When a client asks for something outside the scope of the original job order we be sure to assess how it will effect the project overall and then communicate the new expectation. We always as the client for a written sign-off on any major changes, but we try and make it as painless as possible. Obviously this can vary greatly depending on the specifics, the idea is to try and be flexible while covering your ass. ;0)

Having a solid yet flexible process is key.

Make your tools work for you

When it comes to PM tools I've found the easier to use the better, and trust me, I've used many, many tools in my career. The wrong tools can result in you spending more time managing your tools than you do managing your project. Here's my essential PM toolbox:

  • Basecamp. I use Basecamp for messaging (collaboration, sign-off, etc.), file sharing, and keeping track of high-level milestones. It's not perfect, but it does almost everything I need it to and it's easy to use.
  • Harvest. Harvest is an online time tracking tool. I use it to keep track of budget, which for my projects is almost exclusive to billable hours. For expenses I use a simple spreadsheet.
  • E-mail and chat. I do all important messaging in Basecamp as it's easier to keep a record there, but I do use e-mail for reminders and such.

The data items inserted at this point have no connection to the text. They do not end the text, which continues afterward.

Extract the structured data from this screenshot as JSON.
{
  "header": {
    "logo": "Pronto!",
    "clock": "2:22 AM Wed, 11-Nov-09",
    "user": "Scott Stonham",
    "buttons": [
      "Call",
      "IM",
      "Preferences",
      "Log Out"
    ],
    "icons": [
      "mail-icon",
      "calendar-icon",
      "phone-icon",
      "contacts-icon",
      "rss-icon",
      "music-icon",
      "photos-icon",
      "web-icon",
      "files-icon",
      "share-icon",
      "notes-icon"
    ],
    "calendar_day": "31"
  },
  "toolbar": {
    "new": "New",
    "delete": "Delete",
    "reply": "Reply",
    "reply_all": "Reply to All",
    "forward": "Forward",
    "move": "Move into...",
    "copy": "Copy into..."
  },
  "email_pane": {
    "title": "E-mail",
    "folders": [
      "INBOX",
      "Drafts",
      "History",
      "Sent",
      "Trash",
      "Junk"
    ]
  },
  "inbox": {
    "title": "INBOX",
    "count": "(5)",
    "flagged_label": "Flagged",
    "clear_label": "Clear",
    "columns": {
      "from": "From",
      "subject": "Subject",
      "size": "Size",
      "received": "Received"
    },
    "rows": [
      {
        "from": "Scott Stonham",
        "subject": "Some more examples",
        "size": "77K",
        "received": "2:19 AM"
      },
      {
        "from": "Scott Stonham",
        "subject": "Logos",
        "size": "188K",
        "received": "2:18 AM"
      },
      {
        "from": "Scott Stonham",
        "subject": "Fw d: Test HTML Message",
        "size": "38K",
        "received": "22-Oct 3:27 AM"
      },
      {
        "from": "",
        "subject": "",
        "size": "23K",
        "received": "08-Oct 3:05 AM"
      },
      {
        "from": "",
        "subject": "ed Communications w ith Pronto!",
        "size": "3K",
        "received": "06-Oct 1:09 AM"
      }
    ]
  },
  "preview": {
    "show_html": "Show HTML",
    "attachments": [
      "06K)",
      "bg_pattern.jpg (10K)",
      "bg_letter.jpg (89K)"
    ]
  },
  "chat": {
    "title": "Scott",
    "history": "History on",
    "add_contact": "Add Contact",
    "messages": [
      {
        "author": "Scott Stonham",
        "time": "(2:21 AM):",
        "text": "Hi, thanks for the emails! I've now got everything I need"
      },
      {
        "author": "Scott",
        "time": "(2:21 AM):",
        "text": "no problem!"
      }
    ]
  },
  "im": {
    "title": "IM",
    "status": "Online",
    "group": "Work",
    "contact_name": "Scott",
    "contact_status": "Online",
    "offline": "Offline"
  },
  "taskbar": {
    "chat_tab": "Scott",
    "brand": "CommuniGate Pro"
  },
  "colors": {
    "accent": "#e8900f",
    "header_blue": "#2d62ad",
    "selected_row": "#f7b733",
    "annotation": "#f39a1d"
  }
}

All of these tools are simple and easy enough to use that I've never had a problem getting a team-member (client or otherwise) up to speed with them with little effort. Hard to use or cumbersome tools can become a real hassle and time spent mucking with them can actual derail a project. Keep it easy and find what works for you and your teams.

To sum up

If I were to boil it down to some quick and easy tips, I'd go with:

  • Don't make it harder than it is
  • Kick off strong and with clear documentation
  • Stick to the high-level
  • Always make sure expectations are set and understood
  • Trust people to do their jobs
  • Be a great communicator at all times
  • Have a solid yet flexible process
  • Use tools that work for you, not the other way around

That's pretty much it.

Over the years I've learned to take what works and lose what doesn't. This has left me with a surprisingly simple and easy to learn group of tricks, tips and methods related to project management that work better than anything I've read in a book or learned from a "real" project manager. Project management doesn't have to be complicated or time consuming, in fact I'm arguing that it's better if it's not.